The core income fund is designed as a portfolio that takes very little market risk and it should therefore be a stable income provider. This is ideal for corporates with significant cash reserves as the fund should generate appreciably more than these corporates are able to earn on bank accounts, with very little additional risk.
Anchor BCI Flexible Income Fund
Our target 2021 net return is 5.4% to 6.0% (net of fees).
The Anchor Flexible Income Fund is designed to be a low-risk fund that takes advantage of some duration positions to increase the yield, giving the portfolio some slight exposure to market risk. This is ideal for the low-risk portion of retail investors’ portfolios. It is also an attractive option for investors that are looking to outperform inflation (which is expected to average about 4% in 2021) without taking much risk.
Anchor BCI Bond Fund
Our target 2021 net return is 8.8% (net of fees).
This portfolio invests in longer-duration bonds, which offer more attractive yields. The portfolio will be volatile over the short term, however, long term, it is likely to offer an attractive interest outcome. This fund is ideal for those investors that need to generate income but are unlikely to sell their investment for long periods of time (e.g., as part of an investor’s regulation-28 fixed income component). This fund is also ideal for those investors that can tolerate slightly higher risk in the short term and want to earn more attractive interest yields.
Anchor BCI Africa Flexible Income Fund
Our target 2021 net return is 9% (net of fees).
This fund is ideal for those investors that want to diversify their fixed-income holdings away from SA. The portfolio is 50% US dollar-denominated and is diversified throughout the African continent, thus allowing investors to spread their fixed-income risks away from just SA, without giving up yield.
Anchor BCI Global Flexible Income Fund
Our target 2021 net return is 1.4% (in US dollar terms, net of fees).

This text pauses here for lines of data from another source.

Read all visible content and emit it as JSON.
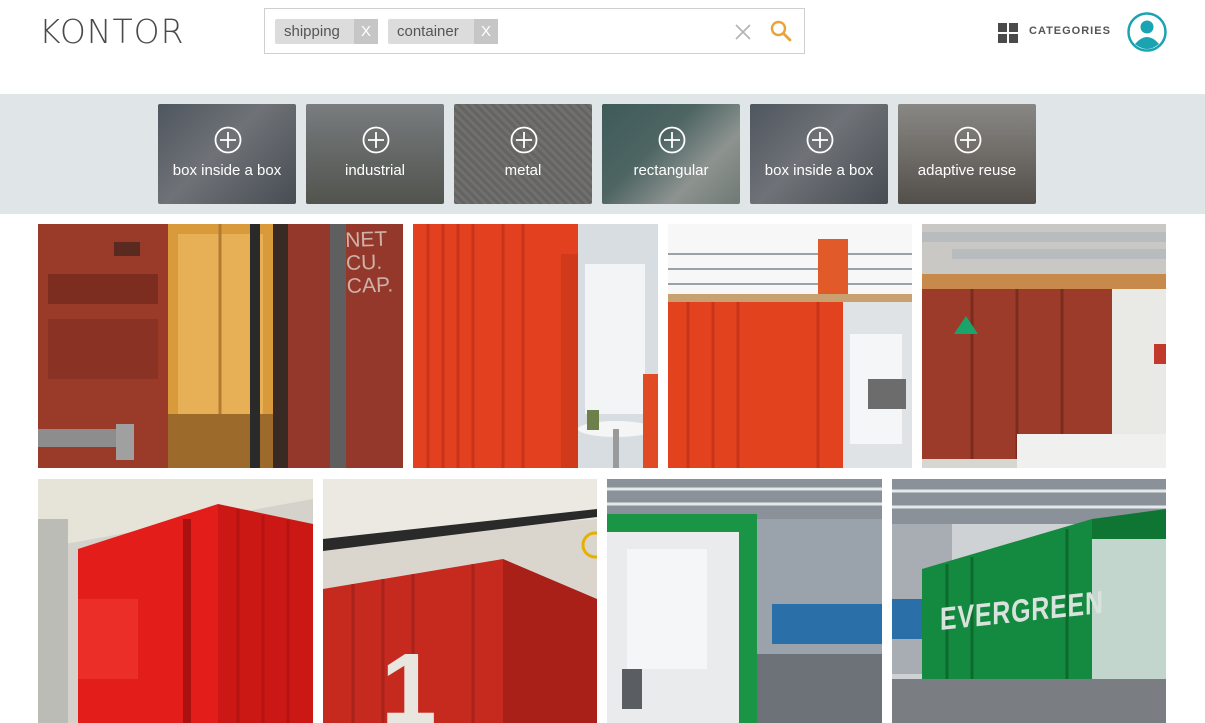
{
  "header": {
    "logo": "KONTOR",
    "search": {
      "chips": [
        {
          "label": "shipping",
          "remove": "X"
        },
        {
          "label": "container",
          "remove": "X"
        }
      ]
    },
    "categories_label": "CATEGORIES"
  },
  "suggestions": [
    {
      "label": "box inside a box"
    },
    {
      "label": "industrial"
    },
    {
      "label": "metal"
    },
    {
      "label": "rectangular"
    },
    {
      "label": "box inside a box"
    },
    {
      "label": "adaptive reuse"
    }
  ],
  "photos": [
    {
      "name": "red-container-door-closeup"
    },
    {
      "name": "orange-container-office"
    },
    {
      "name": "orange-container-mezzanine"
    },
    {
      "name": "rusty-red-container-hyundai"
    },
    {
      "name": "red-container-corner"
    },
    {
      "name": "red-container-number-1"
    },
    {
      "name": "green-container-interior"
    },
    {
      "name": "green-evergreen-container"
    }
  ],
  "photo_text": {
    "net_cu_cap": [
      "NET",
      "CU. CAP."
    ],
    "number_one": "1",
    "evergreen": "EVERGREEN"
  },
  "colors": {
    "accent_orange": "#e8a33a",
    "avatar_teal": "#1aa3b0",
    "strip_bg": "#e0e5e8"
  }
}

The portfolio holds several corporate bonds (generally these are from the US and Europe and are rated around BBB, which is stronger than SA’s rating). These bonds are subject to the risk of the US yield curve rising, although we endeavour to retain the duration below 5 years, which should keep risks in check. The portfolio is 98% US dollar-denominated and the fund is ideal for those investors that want to retain their US dollar exposure, but with reduced equities exposure.
This portfolio is a BCI fund and it can only be bought by investors with domestic rand. We then convert the rand into US dollar within the portfolio.
Conclusion
The volatile investment landscape continues to be supportive of fixed income as an asset class. South Africans are still in a position to take advantage of positive real yields, while much of the developed world is facing negative or zero yields.